Two words: young love. This series follows Wilhelm (Edvin Ryding), the Prince of Sweden, who is sent to boarding school after a scandal, and Simon (Omar Rudberg) a scholarship day student at the school. A budding romance soon follows. The tension of these two teens as they navigate their sexuality, exploring a new relationship, complex family dynamics and money issues while being in the public eye will put you on the edge of your seat. If you’re starting one episode, prepare for five more in one sitting. At the sixth, you’ll cry, but you’ll want another (luckily the show has been renewed).

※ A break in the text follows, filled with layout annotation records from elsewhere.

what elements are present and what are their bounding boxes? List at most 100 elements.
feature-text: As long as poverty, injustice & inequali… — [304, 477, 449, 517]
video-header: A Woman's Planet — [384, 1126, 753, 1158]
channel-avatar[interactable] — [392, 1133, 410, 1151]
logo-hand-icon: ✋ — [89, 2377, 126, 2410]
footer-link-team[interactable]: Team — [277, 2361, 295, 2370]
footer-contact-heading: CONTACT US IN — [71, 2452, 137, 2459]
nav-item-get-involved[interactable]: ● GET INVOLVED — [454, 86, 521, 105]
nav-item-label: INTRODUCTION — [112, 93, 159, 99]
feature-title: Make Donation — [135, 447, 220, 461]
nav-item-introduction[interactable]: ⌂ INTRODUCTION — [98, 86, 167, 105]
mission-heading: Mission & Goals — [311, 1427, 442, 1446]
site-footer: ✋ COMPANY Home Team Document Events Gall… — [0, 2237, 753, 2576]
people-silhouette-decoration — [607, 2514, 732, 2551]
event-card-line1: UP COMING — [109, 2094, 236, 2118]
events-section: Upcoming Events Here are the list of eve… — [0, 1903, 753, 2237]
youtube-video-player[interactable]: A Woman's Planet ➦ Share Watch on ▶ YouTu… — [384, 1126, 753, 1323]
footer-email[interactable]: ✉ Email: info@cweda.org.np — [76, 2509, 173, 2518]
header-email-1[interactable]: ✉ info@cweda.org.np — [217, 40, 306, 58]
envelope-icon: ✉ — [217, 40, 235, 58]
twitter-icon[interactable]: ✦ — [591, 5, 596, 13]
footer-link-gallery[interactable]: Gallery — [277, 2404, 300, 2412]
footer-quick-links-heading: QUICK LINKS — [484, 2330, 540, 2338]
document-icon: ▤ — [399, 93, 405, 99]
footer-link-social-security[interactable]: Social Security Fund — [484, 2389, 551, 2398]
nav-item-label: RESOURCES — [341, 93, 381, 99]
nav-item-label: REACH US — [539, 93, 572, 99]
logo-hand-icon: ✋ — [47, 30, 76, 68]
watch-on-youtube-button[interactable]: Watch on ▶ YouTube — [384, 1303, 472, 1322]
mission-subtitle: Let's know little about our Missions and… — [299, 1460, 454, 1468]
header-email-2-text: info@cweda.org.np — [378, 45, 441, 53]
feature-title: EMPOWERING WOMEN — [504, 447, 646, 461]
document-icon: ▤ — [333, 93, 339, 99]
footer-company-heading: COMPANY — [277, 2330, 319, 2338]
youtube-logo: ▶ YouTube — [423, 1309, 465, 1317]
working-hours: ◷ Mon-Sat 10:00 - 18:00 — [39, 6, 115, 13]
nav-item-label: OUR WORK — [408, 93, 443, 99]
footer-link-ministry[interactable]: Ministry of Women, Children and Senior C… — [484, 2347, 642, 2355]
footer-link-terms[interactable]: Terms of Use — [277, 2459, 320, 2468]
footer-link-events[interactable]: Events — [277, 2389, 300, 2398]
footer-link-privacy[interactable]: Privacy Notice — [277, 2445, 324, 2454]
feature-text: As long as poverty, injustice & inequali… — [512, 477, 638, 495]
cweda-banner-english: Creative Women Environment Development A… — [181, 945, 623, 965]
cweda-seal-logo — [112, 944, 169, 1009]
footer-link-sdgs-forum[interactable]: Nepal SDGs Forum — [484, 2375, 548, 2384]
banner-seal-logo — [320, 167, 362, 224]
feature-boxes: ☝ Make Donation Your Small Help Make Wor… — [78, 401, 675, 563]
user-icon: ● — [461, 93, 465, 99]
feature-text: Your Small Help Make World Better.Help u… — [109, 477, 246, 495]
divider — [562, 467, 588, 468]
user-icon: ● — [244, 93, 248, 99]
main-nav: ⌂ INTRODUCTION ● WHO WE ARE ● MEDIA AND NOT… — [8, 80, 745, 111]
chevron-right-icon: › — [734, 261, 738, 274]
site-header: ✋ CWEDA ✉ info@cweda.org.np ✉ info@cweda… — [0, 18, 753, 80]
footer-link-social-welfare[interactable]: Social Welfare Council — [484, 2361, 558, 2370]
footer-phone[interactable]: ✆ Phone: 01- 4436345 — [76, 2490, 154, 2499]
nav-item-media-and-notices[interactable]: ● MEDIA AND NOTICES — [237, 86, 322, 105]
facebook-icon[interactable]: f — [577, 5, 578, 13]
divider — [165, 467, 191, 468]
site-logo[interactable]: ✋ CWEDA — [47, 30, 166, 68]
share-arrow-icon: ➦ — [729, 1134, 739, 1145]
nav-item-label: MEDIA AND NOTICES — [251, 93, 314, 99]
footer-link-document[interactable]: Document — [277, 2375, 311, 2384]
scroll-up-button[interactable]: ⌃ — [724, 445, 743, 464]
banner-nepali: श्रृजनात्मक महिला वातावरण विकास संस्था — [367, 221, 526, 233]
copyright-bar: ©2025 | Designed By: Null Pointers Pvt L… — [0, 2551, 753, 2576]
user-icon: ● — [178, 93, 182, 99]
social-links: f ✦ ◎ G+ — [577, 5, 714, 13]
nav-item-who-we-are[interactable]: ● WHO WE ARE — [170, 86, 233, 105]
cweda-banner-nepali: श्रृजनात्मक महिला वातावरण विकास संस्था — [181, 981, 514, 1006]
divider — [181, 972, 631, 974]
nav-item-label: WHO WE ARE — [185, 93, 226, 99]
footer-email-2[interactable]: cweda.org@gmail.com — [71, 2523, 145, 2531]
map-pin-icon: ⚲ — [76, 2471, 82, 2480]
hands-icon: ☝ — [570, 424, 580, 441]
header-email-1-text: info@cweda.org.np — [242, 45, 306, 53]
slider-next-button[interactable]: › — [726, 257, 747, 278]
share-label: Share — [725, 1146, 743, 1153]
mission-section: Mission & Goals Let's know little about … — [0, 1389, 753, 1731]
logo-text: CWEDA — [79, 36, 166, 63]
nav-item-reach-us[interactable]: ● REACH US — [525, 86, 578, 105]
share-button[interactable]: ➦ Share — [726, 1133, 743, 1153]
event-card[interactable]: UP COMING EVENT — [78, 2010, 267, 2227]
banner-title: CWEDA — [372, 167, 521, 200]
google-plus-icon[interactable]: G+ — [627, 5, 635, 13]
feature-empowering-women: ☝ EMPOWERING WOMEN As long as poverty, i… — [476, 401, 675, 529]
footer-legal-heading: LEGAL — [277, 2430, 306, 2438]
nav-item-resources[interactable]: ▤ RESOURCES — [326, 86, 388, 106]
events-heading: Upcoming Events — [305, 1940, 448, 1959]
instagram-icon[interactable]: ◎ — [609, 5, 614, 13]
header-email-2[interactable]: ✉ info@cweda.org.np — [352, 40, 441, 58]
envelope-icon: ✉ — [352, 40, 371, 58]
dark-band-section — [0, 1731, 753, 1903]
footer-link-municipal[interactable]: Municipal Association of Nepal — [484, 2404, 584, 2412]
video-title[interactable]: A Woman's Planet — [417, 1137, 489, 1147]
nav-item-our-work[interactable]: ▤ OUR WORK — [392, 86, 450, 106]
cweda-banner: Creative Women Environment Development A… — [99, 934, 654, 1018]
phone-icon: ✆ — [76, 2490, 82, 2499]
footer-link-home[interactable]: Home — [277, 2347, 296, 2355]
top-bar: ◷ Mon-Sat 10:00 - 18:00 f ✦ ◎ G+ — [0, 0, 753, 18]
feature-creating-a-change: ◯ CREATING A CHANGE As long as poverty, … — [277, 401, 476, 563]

“Chronicles of Taco” (Mexico)

Tired of dining room food? Take a trip to Mexico to experience one of the country’s most iconic dishes: taco. This docuserie is a happy celebration of taco makers and eaters. Each episode tells about a new type of taco and its history, preparation and new shapes. Hear from culinary experts, chefs, restaurateurs, and a fun storytelling with each respective taco guiding you through the adventure! Maybe the mouth-watering visuals will do more harm than good when you return to EVK for some real tangible food. But if you have a kitchen, try the recipes for yourself and invite me over.